A long-awaited report from the Alabama Sentencing Commission can help fix a criminal justice system staggered by a 600 percent growth in the prison population in 30 years, Attorney General Bill Pryor said Thursday.

The Legislature created the commission three years ago to help solve prison and jail crowding and to suggest better ways to respond to violent and nonviolent crime. Its 65-page report was completed this week.

Pryor said the commission's findings can help build a system that's truthful, fair and rational.

It will be more truthful because criminals will serve their full sentences, fair because those with similar crimes will receive similar punishment and rational because violent offenders will be locked up while more nonviolent offenders will enter alternative programs, Pryor said.
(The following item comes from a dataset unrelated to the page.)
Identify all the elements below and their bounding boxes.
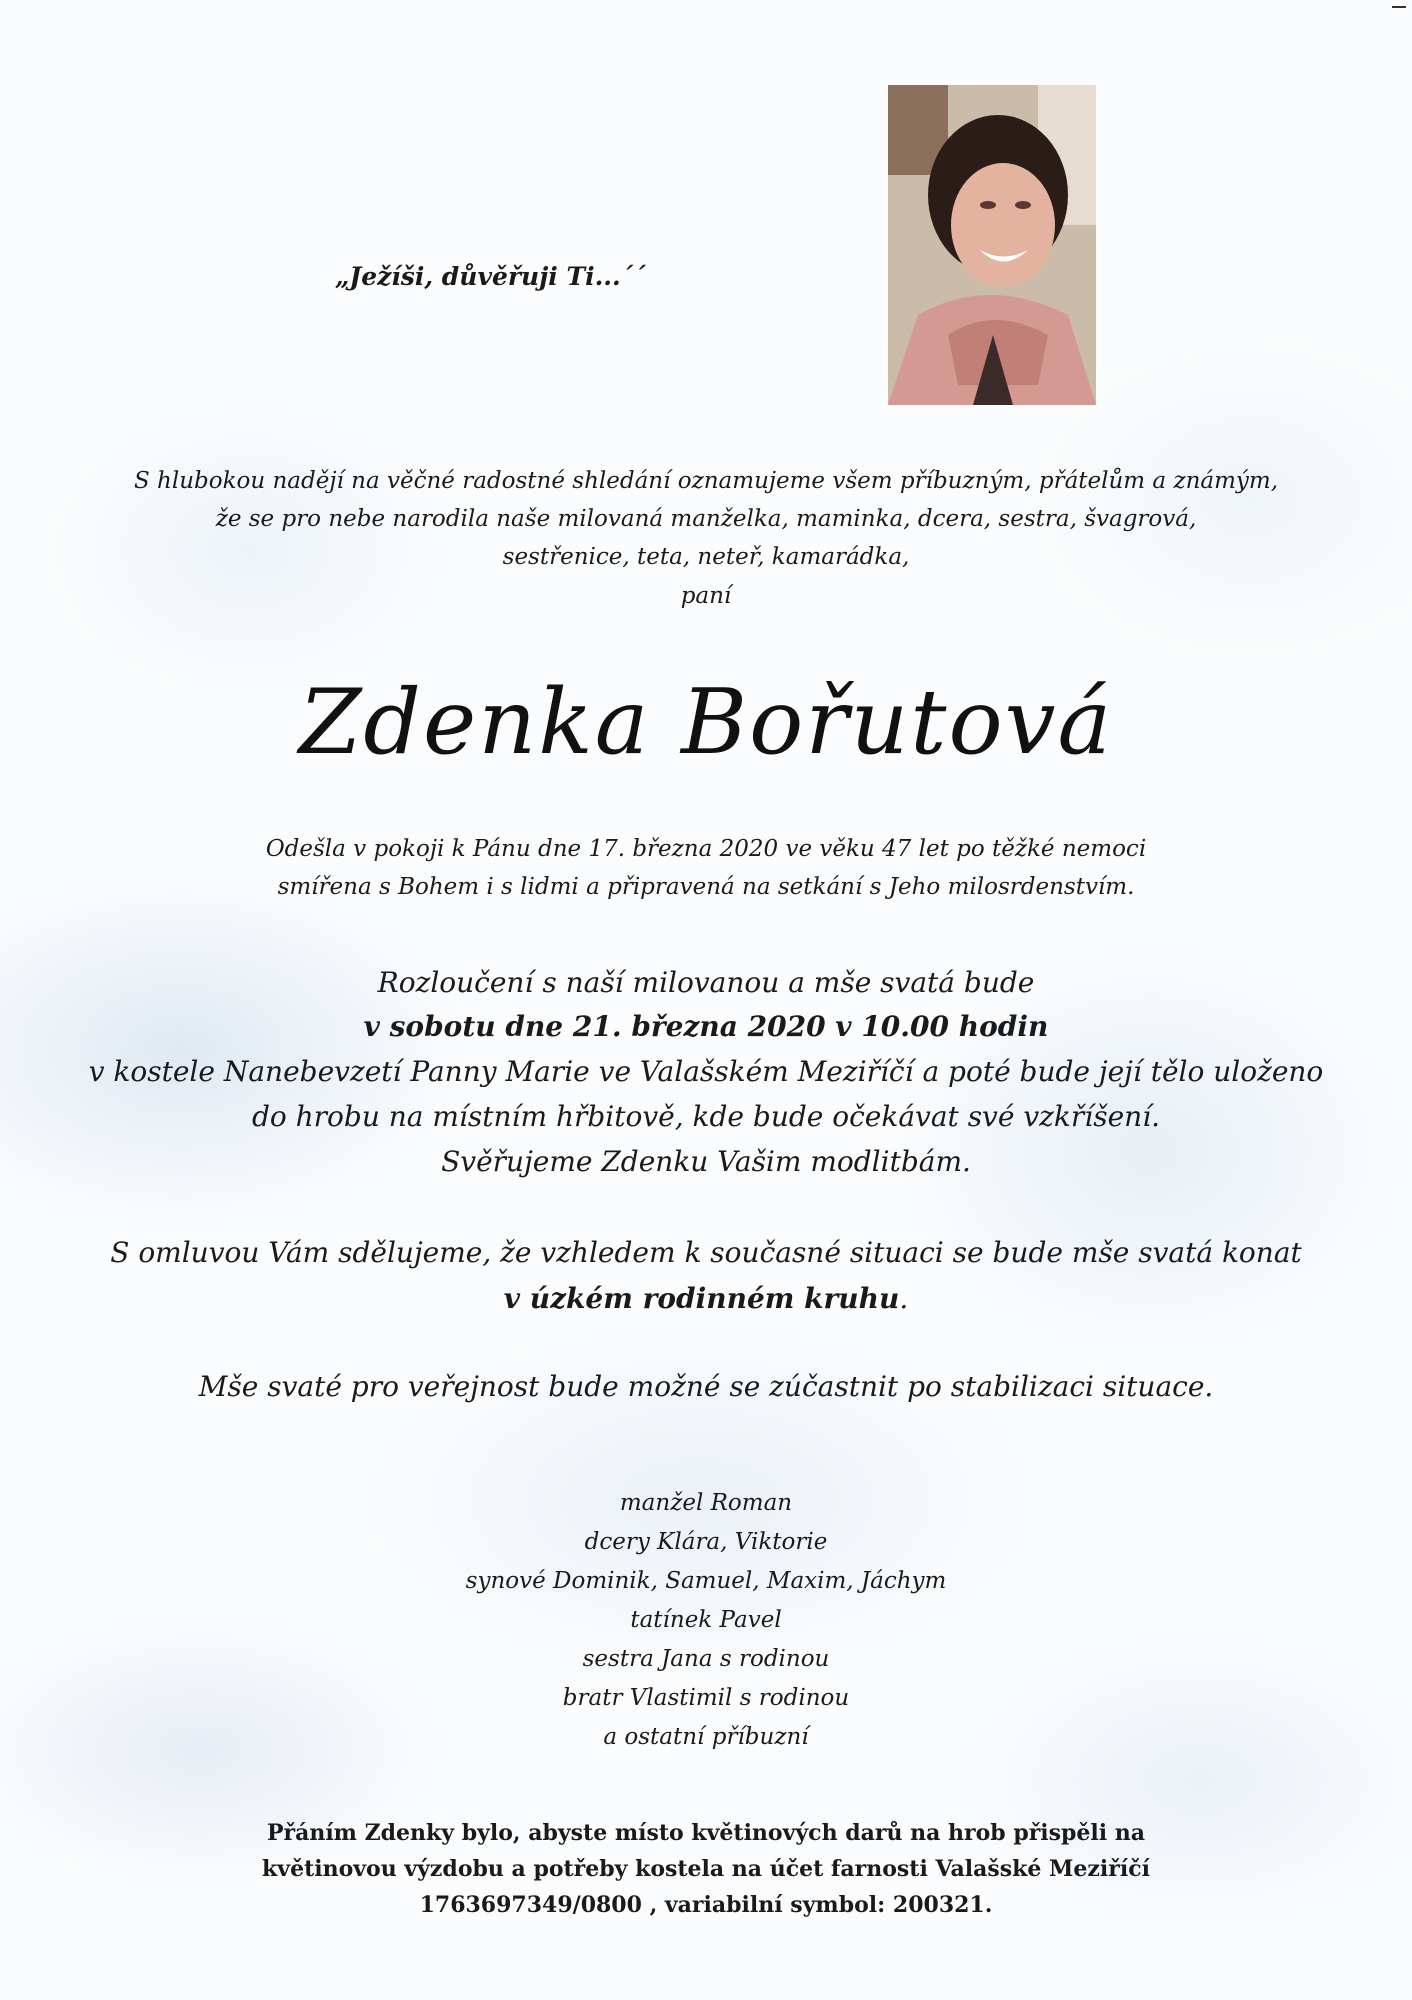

"This will reduce our incarceration rate while ensuring that the most dan gerous people will be incarcerated for longer periods of time," said Pryor, who initiated the legislation creating the commission in 2000.

Pryor said the reforms won't work without a significant increase in funding for the system.

"These recommendations are important, but funding is the bottom line," Pryor said. "Systemic changes and much more funding for corrections are needed to accomplish these goals. One without the other, this will fail." 

Alabama's prisons have an all-time high population of more than 28,000. The state is under federal court orders to improve its women's prison and state court orders to remove inmates from county jails.

The 15-member commission included prosecutors, a defense attorney, judges, state lawmakers, a victims' advocate and prison and parole board officials.

The commission pooled records from the prison system, court system, parole board and Criminal Justice Information System to build a database of 64,000 felons that shows sentencing patterns. The database will help forecast the impact of proposed changes in sentencing laws on state needs for prison space and other resources, Commission Chairman Joseph Colquitt wrote in the report.

The report recommends short-term and long-term changes to sentencing laws phased in over four years. The second phase would abolish parole. Inmates would serve a minimum sentence with time added if they weren't cooperative prisoners. All inmates would receive supervision upon release from prison.

The report proposes several changes for the Alabama Legislature to approve this year.

Those would change the state's theft statutes, change the law authorizing community corrections programs, add money for probation and parole officers and add money for substance-abuse programs.

The report states that one-third of those sent to prison in Alabama were convicted of drug possession, drug sales or felony DUI.

"We need to develop an effective community punishment system that can hold those offenders more accountable for their offenses than (we have) today," said Chief Assistant Attorney General Rosa Davis, a commission member. "Today we're sending them to prison where they sit on a bunk all day, maybe go to substance abuse for a quarter of the day, and there's nothing else for them to do the rest of the day. If they live in the community, they can go to substance abuse and work the rest of the day and they can pay part of their cost of supervision and help support their families."

For theft crimes, the report recommends raising the value of stolen property that triggers a felony conviction from $250 to $500. It also recommends removing some disparities in the theft laws.

Davis said the changes in theft laws would free 3,000 prison beds over five years.

The Sentencing Commission is a state agency and will remain in place to monitor changes to sentencing laws.

"This is the first set of major reforms," Pryor said.

"I think it lays out a plan the state can live by and gives us the tools and mechanisms to help us get out of the crisis that we're in with a rational plan and to keep us from getting into another crisis," Davis said.

SENTENCING REPORT

The Alabama Sentencing Commission, created by the Legislature in 2000, released a report March 10 titled "A Rational Approach to Sentence Reform." Here are some of the goals of the commission:

  • Establish an effective, fair and efficient sentencing system that promotes truth-in-sentencing.
  • Provide a wider array of sentencing options for nonviolent offenders.
  • Authorize individualized sentencing as warranted by mitigating and aggravating factors, maintaining judicial discretion in sentencing -- both in time imposed and the use of sentencing options.
  • Avoid unwarranted sentencing disparities among felony offenders with similar records and disparities based on race, gender, wealth and jurisdiction.
  • Prevent prison overcrowding while avoiding the premature release of prisoners.